Sunday 9 March 2008

The Blizzard in the West



Last year I treated myself to a CD-ROM of this title. It is the "Record and Story of the Disastrous Storm which raged throughout Devon and Cornwall and West Somerset on the night of March 9th, 1891." That's exactly 107 years ago. My Devon ancestors lived through it. One of them, the brother of my g.g. grandfather, still living in Hennock, wrote of it to his children in New Zealand, saying that there was still some snow left unmelted some 6 or 7 weeks on. The Dartmoor writer Eden Philpotts, described it graphically in his novel The American Prisoner (published in 1904).



I think that if you had lived through it, the memory would have stayed with you forever, for “…no such storm had visited the West of England within remembrance.” The Times, March 1891.

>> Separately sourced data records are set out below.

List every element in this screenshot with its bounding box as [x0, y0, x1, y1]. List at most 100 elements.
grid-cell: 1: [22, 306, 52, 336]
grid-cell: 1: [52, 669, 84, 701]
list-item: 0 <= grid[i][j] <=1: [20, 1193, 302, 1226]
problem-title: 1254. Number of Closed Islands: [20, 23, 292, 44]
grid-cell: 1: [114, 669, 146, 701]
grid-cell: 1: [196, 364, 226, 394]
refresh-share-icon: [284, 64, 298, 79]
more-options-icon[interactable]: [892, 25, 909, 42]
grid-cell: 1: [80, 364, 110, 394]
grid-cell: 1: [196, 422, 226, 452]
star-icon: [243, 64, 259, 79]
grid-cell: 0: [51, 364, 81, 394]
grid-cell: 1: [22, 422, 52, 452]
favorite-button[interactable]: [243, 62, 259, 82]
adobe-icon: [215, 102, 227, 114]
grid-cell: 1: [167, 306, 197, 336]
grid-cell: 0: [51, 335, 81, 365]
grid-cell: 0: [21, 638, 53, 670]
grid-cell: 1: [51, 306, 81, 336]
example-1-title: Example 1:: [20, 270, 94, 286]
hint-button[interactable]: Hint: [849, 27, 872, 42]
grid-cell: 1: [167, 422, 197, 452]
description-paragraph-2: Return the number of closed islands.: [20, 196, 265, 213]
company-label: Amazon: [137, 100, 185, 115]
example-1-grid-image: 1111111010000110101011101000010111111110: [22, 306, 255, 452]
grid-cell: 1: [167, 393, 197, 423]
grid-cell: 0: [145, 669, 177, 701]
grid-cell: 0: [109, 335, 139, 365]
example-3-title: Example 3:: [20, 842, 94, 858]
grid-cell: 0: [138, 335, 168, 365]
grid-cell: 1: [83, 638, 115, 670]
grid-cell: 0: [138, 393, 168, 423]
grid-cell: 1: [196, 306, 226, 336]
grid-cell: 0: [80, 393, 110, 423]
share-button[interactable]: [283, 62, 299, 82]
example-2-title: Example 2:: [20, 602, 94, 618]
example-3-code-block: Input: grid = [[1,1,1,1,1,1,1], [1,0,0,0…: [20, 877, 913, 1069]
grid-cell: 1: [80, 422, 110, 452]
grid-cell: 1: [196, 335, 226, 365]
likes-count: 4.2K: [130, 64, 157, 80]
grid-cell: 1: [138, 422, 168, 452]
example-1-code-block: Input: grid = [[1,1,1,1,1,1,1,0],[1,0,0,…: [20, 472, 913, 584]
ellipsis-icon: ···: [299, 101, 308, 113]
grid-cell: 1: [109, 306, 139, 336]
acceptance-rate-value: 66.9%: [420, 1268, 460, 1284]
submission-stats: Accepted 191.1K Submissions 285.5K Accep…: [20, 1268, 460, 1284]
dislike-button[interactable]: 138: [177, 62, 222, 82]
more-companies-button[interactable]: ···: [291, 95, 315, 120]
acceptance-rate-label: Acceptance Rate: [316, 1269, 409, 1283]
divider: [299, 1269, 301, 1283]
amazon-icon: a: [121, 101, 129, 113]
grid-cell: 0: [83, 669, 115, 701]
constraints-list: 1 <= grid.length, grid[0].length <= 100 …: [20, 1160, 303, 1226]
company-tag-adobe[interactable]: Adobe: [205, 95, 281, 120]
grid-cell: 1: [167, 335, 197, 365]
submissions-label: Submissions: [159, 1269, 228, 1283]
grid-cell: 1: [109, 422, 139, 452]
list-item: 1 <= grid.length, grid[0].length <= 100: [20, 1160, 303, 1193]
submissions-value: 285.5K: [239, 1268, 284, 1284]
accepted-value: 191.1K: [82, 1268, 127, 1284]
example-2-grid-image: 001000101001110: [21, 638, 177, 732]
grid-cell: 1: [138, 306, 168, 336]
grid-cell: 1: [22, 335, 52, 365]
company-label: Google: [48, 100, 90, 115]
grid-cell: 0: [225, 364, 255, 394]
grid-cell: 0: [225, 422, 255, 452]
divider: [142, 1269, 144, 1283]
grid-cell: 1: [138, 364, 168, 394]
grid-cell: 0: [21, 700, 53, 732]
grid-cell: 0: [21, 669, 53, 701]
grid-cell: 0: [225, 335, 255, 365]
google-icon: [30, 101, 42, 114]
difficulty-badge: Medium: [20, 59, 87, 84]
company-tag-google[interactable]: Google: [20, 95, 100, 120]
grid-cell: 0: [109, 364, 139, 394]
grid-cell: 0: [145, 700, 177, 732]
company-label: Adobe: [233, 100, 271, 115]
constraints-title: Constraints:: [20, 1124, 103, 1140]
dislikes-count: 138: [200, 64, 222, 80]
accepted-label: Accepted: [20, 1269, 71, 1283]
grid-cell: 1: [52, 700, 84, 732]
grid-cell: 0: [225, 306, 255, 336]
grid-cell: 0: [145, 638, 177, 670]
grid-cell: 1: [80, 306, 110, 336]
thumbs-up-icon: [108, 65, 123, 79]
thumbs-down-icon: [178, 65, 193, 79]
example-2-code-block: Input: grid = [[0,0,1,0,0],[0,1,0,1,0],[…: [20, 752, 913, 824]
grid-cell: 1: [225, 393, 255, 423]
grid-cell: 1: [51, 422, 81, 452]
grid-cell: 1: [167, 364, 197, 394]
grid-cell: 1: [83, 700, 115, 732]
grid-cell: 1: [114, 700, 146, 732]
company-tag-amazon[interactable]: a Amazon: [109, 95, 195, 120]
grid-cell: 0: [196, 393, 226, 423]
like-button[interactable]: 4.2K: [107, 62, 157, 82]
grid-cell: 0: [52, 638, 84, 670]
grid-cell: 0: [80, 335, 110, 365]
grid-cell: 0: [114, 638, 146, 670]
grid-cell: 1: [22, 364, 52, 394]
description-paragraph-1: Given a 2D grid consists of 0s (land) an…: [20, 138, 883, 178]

Between the 9th and 13th March 1891, Cornwall and Devon were almost entirely cut off from the rest of Britain by a storm of such terrible ferocity that more than 200 people and 6,000 animals perished. Violent gales brought down trees, temperatures plummeted below zero and snow drifted in places up to 15 feet high. This meant that ships foundered on rocks and roads became impassable and trains found themselves snowbound in the middle of nowhere. Unable to face the blizzard, ships ran to safety in Falmouth harbour. However, not all of them made it."




One ship putting into Falmouth harbour, the Bay of Panama, foundered outside the harbour, where the decision had mistakenly been made to heave to in worsening visibility. A combination of terrific winds, crashing waves and poor visibility swept crew (including the Captain and his wife) overboard and the Mate ordered the remaining crew to climb up the rigging. They were found the next day either frozen corpses or barely cling to life. Only 17 of the 40 crew survived.

Meanwhile on land, two feet of snow fell - four feet on the higher ground of Dartmoor. Hurricane-force winds piled it into drifts 15 feet deep and 6,000 sheep perished. A total of 14 trains were stranded on their journeys, and the Princetown train ploughed into a drift on the line near Horsford Farm and the driver and 6 passengers were stranded for 3 days, being rescued on 11th March, but the train could not be moved before the 19th!. During this blizzard, which lasted 36 hours, 220 people died, mostly crew at sea where 65 vessels were lost in the English and Bristol channels.

That makes the winter of 1962/3, which I remember vividly, seem like a picnic!





Now for the strangest of strange coincidences. Earlier in the week, never having heard of one before, I discovered that you can have Moonbows. In researching this blog entry, I turned to Eden Phillipotts, a Dartmoor author who my dad told me REALLY knew the moor and described it so well (my dad grew up at the edge of Dartmoor and used to cycle 100 miles in a day all over the moor in his teens). I opened "Eden Phillpotts On Dartmoor" and it fell open at a page on his novel The Whirlwind, and this passage met my eye:

"Through the wild weather they passed, presently breasted White Hill, and bent to the tremendous stroke of the wind. Fierce, thin rain drove across the semi-darkness, and where a rack of cloud was torn wildly into tatters, the hunter's moon seemed to plough and plunge upon her way through the stormy seas of the sky . . . Then a wonderful spectacle appeared above them in the firmament.

From the depth of the northern heavens there sprang an immense halo of colourless light, where the moon shone upon un-numbered particles of flying rain. Wan, yet luminous, flung with one perfect sweep upon the storm, it endured - the only peaceful thing in that wild world of tumultuous cloud and clamouring wind. The arch of the lunar rainbow threw its solem and radiant span across the whole earth from west to east. It framed all Dartmoor, and one shining foot seemed to sink upon the Severn Sea, while the other marked the places of the dawn."

Thanks dad . . .






1 comment:

nancy said...

What a beautiful descriptive passage that last is. I'll have to ask the captain about that blizzard. It may well be right up there with record maritime events, many of which he is familiar with.